Hilary Putnam, one of the most distinguished living philosophers, delivered this year's Julius Rosenthal Foundation Lecture Series, "The Collapse of the Fact-Value Dichotomy," November 6-8, 2000 at Northwestern University School of Law.

Putnam, the Cogan University Professor Emeritus of Philosophy at Harvard University, is known as a "big-picture" thinker whose range is enormous, touching upon many aspects of philosophy, from formal logic to the philosophy of religion, from quantum theory to ethics. His positions have become landmarks in debates of the philosophy of mind and language.

"The lecture series has assumed a preeminent position among distinguished legal lecture programs," said Dean David Van Zandt. "Publication of the lectures has contributed to legal literature and scholarship for more than 60 years. Professor Putnam continues this tradition with his bold and energetic approach to philosophical questions."

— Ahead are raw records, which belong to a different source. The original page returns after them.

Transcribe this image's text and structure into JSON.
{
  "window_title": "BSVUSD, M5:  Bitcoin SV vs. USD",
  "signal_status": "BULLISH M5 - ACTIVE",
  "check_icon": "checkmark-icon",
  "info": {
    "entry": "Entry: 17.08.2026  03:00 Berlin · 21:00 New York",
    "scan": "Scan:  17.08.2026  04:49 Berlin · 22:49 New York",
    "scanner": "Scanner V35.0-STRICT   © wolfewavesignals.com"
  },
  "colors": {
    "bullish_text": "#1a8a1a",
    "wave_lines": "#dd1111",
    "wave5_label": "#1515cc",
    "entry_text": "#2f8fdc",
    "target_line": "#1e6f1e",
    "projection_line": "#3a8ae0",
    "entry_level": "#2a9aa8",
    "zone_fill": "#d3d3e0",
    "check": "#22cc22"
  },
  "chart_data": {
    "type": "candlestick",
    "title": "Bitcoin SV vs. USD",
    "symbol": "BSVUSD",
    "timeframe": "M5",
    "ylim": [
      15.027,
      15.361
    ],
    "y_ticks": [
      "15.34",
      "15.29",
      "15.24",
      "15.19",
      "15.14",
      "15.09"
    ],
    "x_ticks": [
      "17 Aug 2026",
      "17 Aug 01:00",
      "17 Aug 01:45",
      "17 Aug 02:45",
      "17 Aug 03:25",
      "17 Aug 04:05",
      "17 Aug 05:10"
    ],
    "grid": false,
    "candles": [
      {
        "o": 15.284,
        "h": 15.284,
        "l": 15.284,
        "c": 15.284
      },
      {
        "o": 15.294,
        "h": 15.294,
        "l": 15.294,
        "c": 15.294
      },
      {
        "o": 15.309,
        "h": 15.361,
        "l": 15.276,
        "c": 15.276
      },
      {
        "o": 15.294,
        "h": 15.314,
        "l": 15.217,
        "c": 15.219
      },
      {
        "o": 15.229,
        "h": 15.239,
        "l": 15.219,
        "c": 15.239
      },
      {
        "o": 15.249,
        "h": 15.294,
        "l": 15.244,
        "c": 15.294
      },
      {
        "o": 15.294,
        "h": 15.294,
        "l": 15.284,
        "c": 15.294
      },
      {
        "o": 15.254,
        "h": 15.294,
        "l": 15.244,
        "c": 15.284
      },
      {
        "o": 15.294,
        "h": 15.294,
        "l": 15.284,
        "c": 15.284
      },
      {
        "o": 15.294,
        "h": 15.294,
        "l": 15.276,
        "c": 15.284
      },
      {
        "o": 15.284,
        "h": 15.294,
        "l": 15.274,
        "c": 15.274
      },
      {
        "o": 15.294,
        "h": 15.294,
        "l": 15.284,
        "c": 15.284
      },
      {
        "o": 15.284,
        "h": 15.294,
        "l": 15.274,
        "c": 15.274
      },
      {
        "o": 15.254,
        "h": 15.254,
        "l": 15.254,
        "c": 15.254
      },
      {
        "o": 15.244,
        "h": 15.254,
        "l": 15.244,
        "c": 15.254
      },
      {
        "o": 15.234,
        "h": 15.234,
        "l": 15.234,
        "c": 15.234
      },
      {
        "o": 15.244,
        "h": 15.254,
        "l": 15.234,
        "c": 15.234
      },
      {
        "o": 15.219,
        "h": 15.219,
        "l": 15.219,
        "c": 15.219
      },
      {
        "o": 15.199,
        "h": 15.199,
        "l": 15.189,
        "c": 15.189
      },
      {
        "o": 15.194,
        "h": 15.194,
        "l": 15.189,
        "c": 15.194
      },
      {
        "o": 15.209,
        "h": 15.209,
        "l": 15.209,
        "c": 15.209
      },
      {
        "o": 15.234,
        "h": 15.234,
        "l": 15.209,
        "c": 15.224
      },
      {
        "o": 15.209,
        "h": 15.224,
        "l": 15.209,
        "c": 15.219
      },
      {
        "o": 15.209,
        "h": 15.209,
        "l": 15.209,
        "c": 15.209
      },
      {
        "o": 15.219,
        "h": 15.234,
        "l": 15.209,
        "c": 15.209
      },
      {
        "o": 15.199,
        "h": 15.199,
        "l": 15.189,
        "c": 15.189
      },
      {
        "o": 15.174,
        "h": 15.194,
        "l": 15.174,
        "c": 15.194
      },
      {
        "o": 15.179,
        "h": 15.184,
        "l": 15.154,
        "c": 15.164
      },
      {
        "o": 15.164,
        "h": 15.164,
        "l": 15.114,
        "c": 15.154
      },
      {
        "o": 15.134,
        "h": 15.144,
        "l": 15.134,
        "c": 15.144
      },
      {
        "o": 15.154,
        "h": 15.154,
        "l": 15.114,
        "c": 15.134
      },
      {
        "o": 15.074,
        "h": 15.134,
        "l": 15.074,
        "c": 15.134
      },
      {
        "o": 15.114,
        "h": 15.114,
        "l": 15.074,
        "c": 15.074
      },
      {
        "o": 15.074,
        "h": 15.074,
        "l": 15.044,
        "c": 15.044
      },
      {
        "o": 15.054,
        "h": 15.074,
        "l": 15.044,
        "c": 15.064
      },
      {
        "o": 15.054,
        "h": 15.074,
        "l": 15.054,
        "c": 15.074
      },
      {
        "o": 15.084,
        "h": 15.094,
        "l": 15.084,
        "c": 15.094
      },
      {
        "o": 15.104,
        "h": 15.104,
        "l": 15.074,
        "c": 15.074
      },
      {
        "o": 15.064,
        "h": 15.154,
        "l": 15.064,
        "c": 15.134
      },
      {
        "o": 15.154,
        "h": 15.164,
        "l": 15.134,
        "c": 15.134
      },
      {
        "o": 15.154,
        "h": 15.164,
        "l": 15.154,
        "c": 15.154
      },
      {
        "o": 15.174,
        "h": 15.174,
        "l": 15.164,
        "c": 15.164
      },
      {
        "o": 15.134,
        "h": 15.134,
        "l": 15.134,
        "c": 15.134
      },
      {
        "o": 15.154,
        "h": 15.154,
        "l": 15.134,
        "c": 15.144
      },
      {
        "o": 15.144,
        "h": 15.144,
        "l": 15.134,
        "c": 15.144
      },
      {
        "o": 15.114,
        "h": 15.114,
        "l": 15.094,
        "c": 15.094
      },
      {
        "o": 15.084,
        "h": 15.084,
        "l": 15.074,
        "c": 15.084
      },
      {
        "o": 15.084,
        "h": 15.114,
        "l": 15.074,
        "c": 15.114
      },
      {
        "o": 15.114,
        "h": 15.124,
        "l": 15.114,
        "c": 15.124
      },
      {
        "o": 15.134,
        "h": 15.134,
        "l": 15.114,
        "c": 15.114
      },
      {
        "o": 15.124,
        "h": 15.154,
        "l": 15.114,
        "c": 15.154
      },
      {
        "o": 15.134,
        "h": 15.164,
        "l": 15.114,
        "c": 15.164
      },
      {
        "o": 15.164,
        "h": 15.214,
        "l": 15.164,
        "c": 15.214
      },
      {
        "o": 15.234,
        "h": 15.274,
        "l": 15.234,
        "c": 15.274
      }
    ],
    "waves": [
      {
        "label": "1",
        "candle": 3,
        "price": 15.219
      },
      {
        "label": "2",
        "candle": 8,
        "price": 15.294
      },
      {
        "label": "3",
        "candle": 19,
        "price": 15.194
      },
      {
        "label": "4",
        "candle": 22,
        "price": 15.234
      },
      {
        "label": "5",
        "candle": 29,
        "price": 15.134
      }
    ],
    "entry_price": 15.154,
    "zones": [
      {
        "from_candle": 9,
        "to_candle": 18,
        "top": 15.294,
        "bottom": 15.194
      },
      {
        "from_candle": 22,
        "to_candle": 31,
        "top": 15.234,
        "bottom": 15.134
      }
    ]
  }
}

Putnam's three lectures are titled "The Fact- Value Dichotomy: The Empiricist Background" (Nov. 6), "The Entanglement of Fact and Value" (Nov. 7) and "Fact and Value in the World of Amartya Sen"(Nov. 8) and are available in the library reserve until Nov. 30.

Putnam presented his position on the nature of truth and justification, which he calls "pragmatic realism," a theory that has become a widely discussed alternative to traditional metaphysical kinds of realism and post-modernist skepticism. He argued that notwithstanding its fixated role in modern thought, the fact-value dichotomy is "intellectually indefensible and morally disastrous" and offered new ways to think about moral, economic, legal, and political questions without the restrictions of the dichotomy.

Putnam surveys a wide range of areas, including metaphysics and epistemology, philosophy of science, philosophy of language, philosophy of mind, ethics, and American Pragmatism. His many papers are collected in three volumes of "Philosophical Papers" (1979-1985). He also is the author of 14 books, including most recently "Renewing Philosophy" (1992), "Words and Life" (1994), "Pragmatism: An Open Question" (1995) and "The Threefold Cord: Mind, Body and World" (2000).

Before joining the faculty at Harvard, where he has taught for 35 years, Putnam taught at Northwestern and Princeton and was professor of philosophy of science at MIT. He is a past president of the American Philosophical Association (Eastern Division), a fellow of the American Academy of Arts and Sciences, and a corresponding fellow of the British Academy.